It's bad enough being seriously injured as a result of someone else's negligence. It's doubly bad if you then cannot be properly compensated for a life that is permanently altered for the worse through no fault of your own
Yet that's the prospect for future road collision and accident victims under the government's shakeup of legal aid. Victims are the furthest thing from the government's mind - their first priority is saving money - £350M/year to be exact - and their second objective is likely reducing motor insurance premiums, because that's where the votes are.
According to The Observer, legal aid 'reforms' will abolish the success fee paid by the defendent's insurer, and will cap legal fees at a level that will make it no longer worthwhile for solicitors to take on complex cases. Simple then - don't have a complex accident.
The proposal is typical of a lot of legislation being rushed through by the present government, in that there's not enough thought given to the consequences. If injured people can't claim compensation, it's the taxpayer that will be picking up the bill in the form of NHS treatment and disability benefit. Except of course they're abolishing disability benefit for anyone who can make mist on a mirror, so the answer is even simpler - don't have an accident.
Actually, I'm only being half-ironic. If the government were serious about reducing the costs of legal aid to injury victims, the logical place to start would be to reduce the number of injuries. Yet they're doing the opposite - reducing the funding for road safety, doing their level best to discourage speed cameras (the most effective tool in reducing collisions), and jeopardizing traffic law enforcement through police cutbacks. About the only good thing that's happening at the moment for road safety is that drivers in general - and in particular the most dangerous drivers - are being forced off the road by high costs. If the effect of legal aid changes is to make motor insurance cheaper, then this will both make the roads more dangerous (by pricing dangerous drivers back onto the roads) and make life more difficult and expensive for the victims.

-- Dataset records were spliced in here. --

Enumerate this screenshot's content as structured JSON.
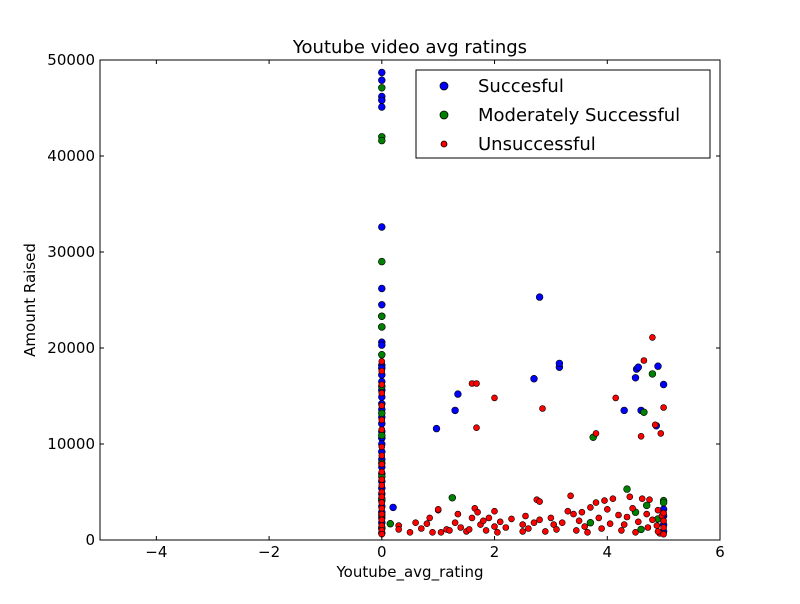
{
  "chart_data": {
    "type": "scatter",
    "title": "Youtube video avg ratings",
    "xlabel": "Youtube_avg_rating",
    "ylabel": "Amount Raised",
    "xlim": [
      -5,
      6
    ],
    "ylim": [
      0,
      50000
    ],
    "xticks": [
      -4,
      -2,
      0,
      2,
      4,
      6
    ],
    "xtick_labels": [
      "−4",
      "−2",
      "0",
      "2",
      "4",
      "6"
    ],
    "yticks": [
      0,
      10000,
      20000,
      30000,
      40000,
      50000
    ],
    "ytick_labels": [
      "0",
      "10000",
      "20000",
      "30000",
      "40000",
      "50000"
    ],
    "grid": false,
    "legend_position": "top-right",
    "series": [
      {
        "name": "Succesful",
        "color": "#0000ff",
        "points": [
          [
            0,
            48700
          ],
          [
            0,
            47900
          ],
          [
            0,
            46200
          ],
          [
            0,
            45800
          ],
          [
            0,
            45100
          ],
          [
            0,
            32600
          ],
          [
            0,
            26200
          ],
          [
            0,
            24500
          ],
          [
            0,
            23300
          ],
          [
            0,
            22200
          ],
          [
            0,
            20600
          ],
          [
            0,
            20300
          ],
          [
            0,
            18200
          ],
          [
            0,
            17900
          ],
          [
            0,
            17200
          ],
          [
            0,
            16500
          ],
          [
            0,
            15600
          ],
          [
            0,
            14900
          ],
          [
            0,
            14200
          ],
          [
            0,
            13600
          ],
          [
            0,
            12800
          ],
          [
            0,
            12100
          ],
          [
            0,
            11300
          ],
          [
            0,
            10600
          ],
          [
            0,
            10000
          ],
          [
            0,
            9200
          ],
          [
            0,
            8400
          ],
          [
            0,
            7600
          ],
          [
            0,
            6900
          ],
          [
            0,
            6100
          ],
          [
            0,
            5400
          ],
          [
            0,
            4800
          ],
          [
            0,
            4100
          ],
          [
            0,
            3500
          ],
          [
            0,
            2900
          ],
          [
            0,
            2300
          ],
          [
            0,
            1800
          ],
          [
            0,
            1200
          ],
          [
            0,
            700
          ],
          [
            0.2,
            3400
          ],
          [
            0.97,
            11600
          ],
          [
            1.3,
            13500
          ],
          [
            1.35,
            15200
          ],
          [
            2.7,
            16800
          ],
          [
            2.8,
            25300
          ],
          [
            3.15,
            18000
          ],
          [
            3.15,
            18400
          ],
          [
            4.3,
            13500
          ],
          [
            4.5,
            16900
          ],
          [
            4.52,
            17800
          ],
          [
            4.55,
            18000
          ],
          [
            4.6,
            13500
          ],
          [
            4.87,
            11900
          ],
          [
            4.9,
            18100
          ],
          [
            5.0,
            16200
          ],
          [
            5.0,
            3200
          ],
          [
            5.0,
            2500
          ],
          [
            5.0,
            1600
          ],
          [
            5.0,
            900
          ]
        ]
      },
      {
        "name": "Moderately Successful",
        "color": "#008000",
        "points": [
          [
            0,
            47100
          ],
          [
            0,
            42000
          ],
          [
            0,
            41600
          ],
          [
            0,
            29000
          ],
          [
            0,
            23300
          ],
          [
            0,
            22200
          ],
          [
            0,
            19300
          ],
          [
            0,
            16000
          ],
          [
            0,
            13200
          ],
          [
            0,
            10900
          ],
          [
            0,
            8000
          ],
          [
            0,
            6600
          ],
          [
            0,
            4300
          ],
          [
            0,
            2600
          ],
          [
            0,
            1300
          ],
          [
            0.15,
            1700
          ],
          [
            1.25,
            4400
          ],
          [
            3.75,
            10700
          ],
          [
            3.7,
            1800
          ],
          [
            4.35,
            5300
          ],
          [
            4.5,
            2900
          ],
          [
            4.65,
            13300
          ],
          [
            4.8,
            17300
          ],
          [
            4.7,
            3600
          ],
          [
            5.0,
            4100
          ],
          [
            5.0,
            3900
          ],
          [
            4.9,
            2200
          ],
          [
            4.6,
            1100
          ]
        ]
      },
      {
        "name": "Unsuccessful",
        "color": "#ff0000",
        "points": [
          [
            0,
            18600
          ],
          [
            0,
            17600
          ],
          [
            0,
            16200
          ],
          [
            0,
            15300
          ],
          [
            0,
            14000
          ],
          [
            0,
            12500
          ],
          [
            0,
            11500
          ],
          [
            0,
            9700
          ],
          [
            0,
            8800
          ],
          [
            0,
            7900
          ],
          [
            0,
            7100
          ],
          [
            0,
            6300
          ],
          [
            0,
            5700
          ],
          [
            0,
            5000
          ],
          [
            0,
            4500
          ],
          [
            0,
            3900
          ],
          [
            0,
            3300
          ],
          [
            0,
            2700
          ],
          [
            0,
            2100
          ],
          [
            0,
            1500
          ],
          [
            0,
            1000
          ],
          [
            0,
            600
          ],
          [
            0.3,
            1500
          ],
          [
            0.3,
            1100
          ],
          [
            0.5,
            800
          ],
          [
            0.6,
            1800
          ],
          [
            0.7,
            1200
          ],
          [
            0.8,
            1700
          ],
          [
            0.85,
            2300
          ],
          [
            0.9,
            800
          ],
          [
            1.0,
            3100
          ],
          [
            1.0,
            3200
          ],
          [
            1.05,
            800
          ],
          [
            1.15,
            1100
          ],
          [
            1.2,
            1000
          ],
          [
            1.3,
            1800
          ],
          [
            1.35,
            2700
          ],
          [
            1.4,
            1300
          ],
          [
            1.5,
            900
          ],
          [
            1.55,
            1100
          ],
          [
            1.6,
            16300
          ],
          [
            1.6,
            2300
          ],
          [
            1.65,
            3300
          ],
          [
            1.68,
            16300
          ],
          [
            1.68,
            11700
          ],
          [
            1.7,
            2900
          ],
          [
            1.75,
            1600
          ],
          [
            1.8,
            2000
          ],
          [
            1.85,
            1000
          ],
          [
            1.9,
            2300
          ],
          [
            2.0,
            14800
          ],
          [
            2.0,
            1400
          ],
          [
            2.0,
            3000
          ],
          [
            2.05,
            800
          ],
          [
            2.1,
            1900
          ],
          [
            2.2,
            1300
          ],
          [
            2.3,
            2200
          ],
          [
            2.5,
            900
          ],
          [
            2.5,
            1600
          ],
          [
            2.55,
            2500
          ],
          [
            2.6,
            1200
          ],
          [
            2.7,
            1800
          ],
          [
            2.75,
            4200
          ],
          [
            2.8,
            4000
          ],
          [
            2.8,
            2100
          ],
          [
            2.85,
            13700
          ],
          [
            2.9,
            900
          ],
          [
            3.0,
            2300
          ],
          [
            3.05,
            1600
          ],
          [
            3.1,
            1100
          ],
          [
            3.2,
            1800
          ],
          [
            3.3,
            3000
          ],
          [
            3.35,
            4600
          ],
          [
            3.4,
            2700
          ],
          [
            3.45,
            1000
          ],
          [
            3.5,
            2000
          ],
          [
            3.55,
            2900
          ],
          [
            3.6,
            1400
          ],
          [
            3.65,
            800
          ],
          [
            3.7,
            3400
          ],
          [
            3.8,
            11100
          ],
          [
            3.8,
            3900
          ],
          [
            3.85,
            2300
          ],
          [
            3.9,
            1200
          ],
          [
            3.95,
            4100
          ],
          [
            4.0,
            3200
          ],
          [
            4.05,
            1700
          ],
          [
            4.1,
            4300
          ],
          [
            4.15,
            14800
          ],
          [
            4.2,
            2600
          ],
          [
            4.25,
            1000
          ],
          [
            4.3,
            1600
          ],
          [
            4.35,
            2400
          ],
          [
            4.4,
            4500
          ],
          [
            4.45,
            3300
          ],
          [
            4.5,
            800
          ],
          [
            4.55,
            1900
          ],
          [
            4.6,
            10800
          ],
          [
            4.62,
            4300
          ],
          [
            4.65,
            18700
          ],
          [
            4.7,
            2700
          ],
          [
            4.72,
            1300
          ],
          [
            4.75,
            4200
          ],
          [
            4.8,
            21100
          ],
          [
            4.8,
            2100
          ],
          [
            4.85,
            12000
          ],
          [
            4.88,
            1500
          ],
          [
            4.9,
            3100
          ],
          [
            4.93,
            700
          ],
          [
            4.95,
            11100
          ],
          [
            4.97,
            2500
          ],
          [
            5.0,
            13800
          ],
          [
            5.0,
            2800
          ],
          [
            5.0,
            2000
          ],
          [
            5.0,
            1300
          ],
          [
            5.0,
            600
          ],
          [
            4.9,
            900
          ]
        ]
      }
    ]
  }
}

The other really significant change the government should make to reduce the legal aid burden is to make compensation claims simpler. Currently, there is no presumed liability in road collisions, so as an injured party it's up to you to prove your case - often tricky, as witnesses are not always available and the police spend little time investigating many road collisions. Strict liability would reduce the need for complex legal cases to be made, and would reduce the legal aid bill. Even without strict liability, there is plenty that could be done to coerce insurance companies to settle claims out of court, and to simplify the legal process. Additionally, all costs - compensation, NHS and disability benefits - should be reclaimed from the liable party. If it's wrong for the banking industry to be bailed out with taxpayer funds when things go wrong, the same applies to the motor transport industry, who are currently - as did the banks - making private profits while socializing the risks they create.